January 5, 2023

Updates from PDAP

The new https://pdap.io front page points people to the new "request data" workflow.
- We've been doing this informally already—we'd like to get more requests, so we can better understand the kinds of things people are looking for and make more of an impact.
We're making good progress on turning our Airtable tools into a home-grown app. There's now a public repo which mirrors our Data Sources database as CSV and JSON.
We're working on ways to identify URLs en masse.
- GitHub issue: https://github.com/Police-Data-Accessibility-Project/planning/issues/196
- A volunteer wrote a sitemap scraper, which locates potentially useful URLs given a list. It's an open PR still under review.

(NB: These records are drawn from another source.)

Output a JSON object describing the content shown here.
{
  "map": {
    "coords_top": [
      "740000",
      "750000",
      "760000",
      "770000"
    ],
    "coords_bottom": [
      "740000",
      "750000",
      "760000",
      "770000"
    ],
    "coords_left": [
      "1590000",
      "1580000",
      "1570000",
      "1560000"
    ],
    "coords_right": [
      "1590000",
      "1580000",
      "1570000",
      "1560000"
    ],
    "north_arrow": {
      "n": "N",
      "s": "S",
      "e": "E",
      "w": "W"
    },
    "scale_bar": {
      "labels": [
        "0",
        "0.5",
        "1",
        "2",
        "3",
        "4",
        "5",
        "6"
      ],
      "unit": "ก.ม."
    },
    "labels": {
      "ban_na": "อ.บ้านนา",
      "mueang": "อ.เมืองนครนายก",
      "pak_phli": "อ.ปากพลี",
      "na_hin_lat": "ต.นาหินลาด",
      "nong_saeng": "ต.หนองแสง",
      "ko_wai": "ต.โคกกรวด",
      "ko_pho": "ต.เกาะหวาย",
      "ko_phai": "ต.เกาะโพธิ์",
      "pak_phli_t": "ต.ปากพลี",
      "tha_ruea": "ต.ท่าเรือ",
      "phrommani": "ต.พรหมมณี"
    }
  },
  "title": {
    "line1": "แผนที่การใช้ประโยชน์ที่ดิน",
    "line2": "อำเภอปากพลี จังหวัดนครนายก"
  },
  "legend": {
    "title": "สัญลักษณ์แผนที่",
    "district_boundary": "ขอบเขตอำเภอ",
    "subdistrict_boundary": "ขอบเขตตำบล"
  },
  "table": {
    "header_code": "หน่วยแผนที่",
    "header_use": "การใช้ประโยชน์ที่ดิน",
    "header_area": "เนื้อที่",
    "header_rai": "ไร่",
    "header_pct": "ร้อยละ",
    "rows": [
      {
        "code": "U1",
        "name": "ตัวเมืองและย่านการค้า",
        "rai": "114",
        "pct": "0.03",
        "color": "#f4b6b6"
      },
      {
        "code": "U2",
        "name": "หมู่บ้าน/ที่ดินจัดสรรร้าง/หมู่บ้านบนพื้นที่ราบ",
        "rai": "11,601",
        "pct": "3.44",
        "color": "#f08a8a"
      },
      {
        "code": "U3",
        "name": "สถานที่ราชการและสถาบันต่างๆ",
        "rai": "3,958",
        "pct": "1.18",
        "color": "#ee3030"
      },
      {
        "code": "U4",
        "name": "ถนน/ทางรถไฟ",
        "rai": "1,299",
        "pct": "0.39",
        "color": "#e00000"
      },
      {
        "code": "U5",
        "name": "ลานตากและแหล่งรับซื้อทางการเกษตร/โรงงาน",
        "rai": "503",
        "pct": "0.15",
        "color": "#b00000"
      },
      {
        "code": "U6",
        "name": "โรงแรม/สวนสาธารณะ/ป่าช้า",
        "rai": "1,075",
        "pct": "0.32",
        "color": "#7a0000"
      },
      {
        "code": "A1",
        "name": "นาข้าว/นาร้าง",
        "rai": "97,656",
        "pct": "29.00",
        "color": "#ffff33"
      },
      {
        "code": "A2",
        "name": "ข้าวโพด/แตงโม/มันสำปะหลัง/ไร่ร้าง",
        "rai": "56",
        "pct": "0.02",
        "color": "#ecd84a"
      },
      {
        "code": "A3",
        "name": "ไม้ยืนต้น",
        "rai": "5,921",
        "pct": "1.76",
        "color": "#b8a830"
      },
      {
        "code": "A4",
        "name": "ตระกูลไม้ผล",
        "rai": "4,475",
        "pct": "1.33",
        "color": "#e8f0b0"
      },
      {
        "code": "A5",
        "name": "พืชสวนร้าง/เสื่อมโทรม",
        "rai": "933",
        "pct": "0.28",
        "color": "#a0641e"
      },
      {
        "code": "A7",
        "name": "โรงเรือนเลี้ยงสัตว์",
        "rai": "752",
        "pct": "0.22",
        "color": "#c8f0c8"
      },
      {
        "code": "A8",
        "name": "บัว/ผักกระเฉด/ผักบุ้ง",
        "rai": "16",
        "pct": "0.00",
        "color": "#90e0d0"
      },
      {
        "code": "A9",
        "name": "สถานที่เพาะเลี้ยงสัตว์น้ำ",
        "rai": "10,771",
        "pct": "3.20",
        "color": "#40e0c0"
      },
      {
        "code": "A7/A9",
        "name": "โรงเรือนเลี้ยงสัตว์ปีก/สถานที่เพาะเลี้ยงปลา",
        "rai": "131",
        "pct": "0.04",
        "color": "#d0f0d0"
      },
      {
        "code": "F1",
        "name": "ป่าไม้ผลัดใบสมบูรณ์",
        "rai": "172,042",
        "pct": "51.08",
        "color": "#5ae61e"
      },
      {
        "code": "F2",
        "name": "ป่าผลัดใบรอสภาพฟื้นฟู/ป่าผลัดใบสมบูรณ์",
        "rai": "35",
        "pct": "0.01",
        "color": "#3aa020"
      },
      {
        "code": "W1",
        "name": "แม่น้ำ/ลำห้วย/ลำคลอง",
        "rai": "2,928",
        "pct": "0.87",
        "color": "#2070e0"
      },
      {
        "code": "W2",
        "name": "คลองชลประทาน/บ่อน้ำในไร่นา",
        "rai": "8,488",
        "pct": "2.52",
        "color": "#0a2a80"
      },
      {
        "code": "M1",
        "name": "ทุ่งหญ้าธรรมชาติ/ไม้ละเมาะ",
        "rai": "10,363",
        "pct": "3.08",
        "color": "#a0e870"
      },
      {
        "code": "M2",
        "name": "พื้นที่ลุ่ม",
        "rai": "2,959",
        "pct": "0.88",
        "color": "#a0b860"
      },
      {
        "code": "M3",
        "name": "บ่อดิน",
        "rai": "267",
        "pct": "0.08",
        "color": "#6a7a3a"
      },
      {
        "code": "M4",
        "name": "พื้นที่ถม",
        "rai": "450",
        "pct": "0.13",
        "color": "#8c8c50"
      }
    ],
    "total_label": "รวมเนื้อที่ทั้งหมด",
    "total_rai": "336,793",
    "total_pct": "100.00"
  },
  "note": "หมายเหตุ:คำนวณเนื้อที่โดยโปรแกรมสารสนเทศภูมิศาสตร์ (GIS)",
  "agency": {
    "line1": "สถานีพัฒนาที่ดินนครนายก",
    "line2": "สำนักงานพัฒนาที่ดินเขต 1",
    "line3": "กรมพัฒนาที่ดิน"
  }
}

We want to get it merged soon: https://github.com/Police-Data-Accessibility-Project/scrapers/pull/195/files
- We did a Doccano labeling exercise in an attempt to train a machine learning algorithm to identify content based on URL. We still need to experiment in order to close the loop on this.

linklabel regex script: Police-Data-Accessibility-Project/data-source-identification#1
- (C++) scans massive amounts of URLs for keywords
- early bottleneck: commoncrawl URL database is ~4TB
- to do:
  - publish the script + regex library
  - generate lists of URLs
  - get a good list of regex keywords set in advance
  - crunch through the URLs
  - ???
Elasticsearch
- Supports stemming
Commoncrawl storage
- craeft offered to spin up a 4-5TB linux server to hold mass amounts of URLs
- goal: people can get batches of URLs off the server